This insect may look like a moth but it is actually a treehopper (Family: Ricaniidae) which has piercing mouthparts for sucking plant sap.
I spotted a handsome spider while Daniel was taking a photo of our native ixora (Ixora congesta). Is this a lynx or crab spider?
Besides butterflies and moths, skippers are also belong to the order of lepidoptera. This is probably a grass skipper (Subfamily: Hesperiinae) and they often held the fore and hind wings at different angles while at rest.
A stlit legged fly (family: Micropezidae) holding up and waving its two conspiciously marked front pair of legs like a pair of antennae. This behavior is said to be a mimicry of wasps.

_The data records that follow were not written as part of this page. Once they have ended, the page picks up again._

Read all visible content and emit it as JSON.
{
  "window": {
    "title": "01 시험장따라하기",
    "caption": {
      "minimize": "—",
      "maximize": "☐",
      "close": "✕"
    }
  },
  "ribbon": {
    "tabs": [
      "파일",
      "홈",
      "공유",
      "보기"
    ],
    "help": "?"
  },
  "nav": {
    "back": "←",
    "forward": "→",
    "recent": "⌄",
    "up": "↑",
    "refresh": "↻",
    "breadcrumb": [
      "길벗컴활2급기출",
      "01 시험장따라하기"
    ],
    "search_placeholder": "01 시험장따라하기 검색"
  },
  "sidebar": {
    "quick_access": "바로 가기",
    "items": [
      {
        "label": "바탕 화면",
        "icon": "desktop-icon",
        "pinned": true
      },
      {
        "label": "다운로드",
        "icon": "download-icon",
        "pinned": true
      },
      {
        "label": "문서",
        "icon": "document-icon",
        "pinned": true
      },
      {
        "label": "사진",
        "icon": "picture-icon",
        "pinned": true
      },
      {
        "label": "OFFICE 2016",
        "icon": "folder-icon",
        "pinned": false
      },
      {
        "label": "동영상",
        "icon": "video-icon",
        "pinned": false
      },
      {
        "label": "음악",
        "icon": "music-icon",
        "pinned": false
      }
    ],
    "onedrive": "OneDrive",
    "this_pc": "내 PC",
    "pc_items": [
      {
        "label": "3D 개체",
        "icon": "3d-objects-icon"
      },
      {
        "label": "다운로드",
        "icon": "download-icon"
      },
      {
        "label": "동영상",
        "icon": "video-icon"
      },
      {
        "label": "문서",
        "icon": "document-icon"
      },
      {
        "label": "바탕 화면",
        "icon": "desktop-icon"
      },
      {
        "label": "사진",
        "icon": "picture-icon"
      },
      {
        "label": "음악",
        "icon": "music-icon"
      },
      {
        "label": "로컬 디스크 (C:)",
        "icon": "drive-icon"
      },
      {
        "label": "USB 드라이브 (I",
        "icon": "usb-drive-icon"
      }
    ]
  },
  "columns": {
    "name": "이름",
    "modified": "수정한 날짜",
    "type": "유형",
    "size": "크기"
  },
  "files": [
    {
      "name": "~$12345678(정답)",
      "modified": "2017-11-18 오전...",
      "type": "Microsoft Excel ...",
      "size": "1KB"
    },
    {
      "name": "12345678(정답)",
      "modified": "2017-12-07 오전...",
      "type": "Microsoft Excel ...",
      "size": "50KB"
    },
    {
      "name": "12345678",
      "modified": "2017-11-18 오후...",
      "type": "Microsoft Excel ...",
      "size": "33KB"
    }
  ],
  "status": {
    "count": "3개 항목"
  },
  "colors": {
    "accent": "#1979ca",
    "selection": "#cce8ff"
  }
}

Probably Gesonia obeditalis, this is a very tiny moth that can be even found on our urban grasspatches.
While taking photo of a moth, I heard a knocking sound echoing nearby. Daniel suggested a woodpecker and indeed, we saw a Banded Woodpecker (Picus miniaceus) working hard knocking on a dead tree looking for worms.
A copper-cheeked frog (Rana chalconota) is one of the most common native frog in Singapore.
The most bizzare encounter we had today is this swallowtail butterfly, probably the Blue Helen (Papilio prexaspes prexaspes). It was squirting some liquid and unperturbed while we inched nearer to take some pictures and videos. What liquid is it ejecting?
Saturday, October 4, 2008
Morning Walk at Central Catchment
We were first greeted by a male crimson sunbird (Aethopyga siparaja), which can be identified by its flaming red head.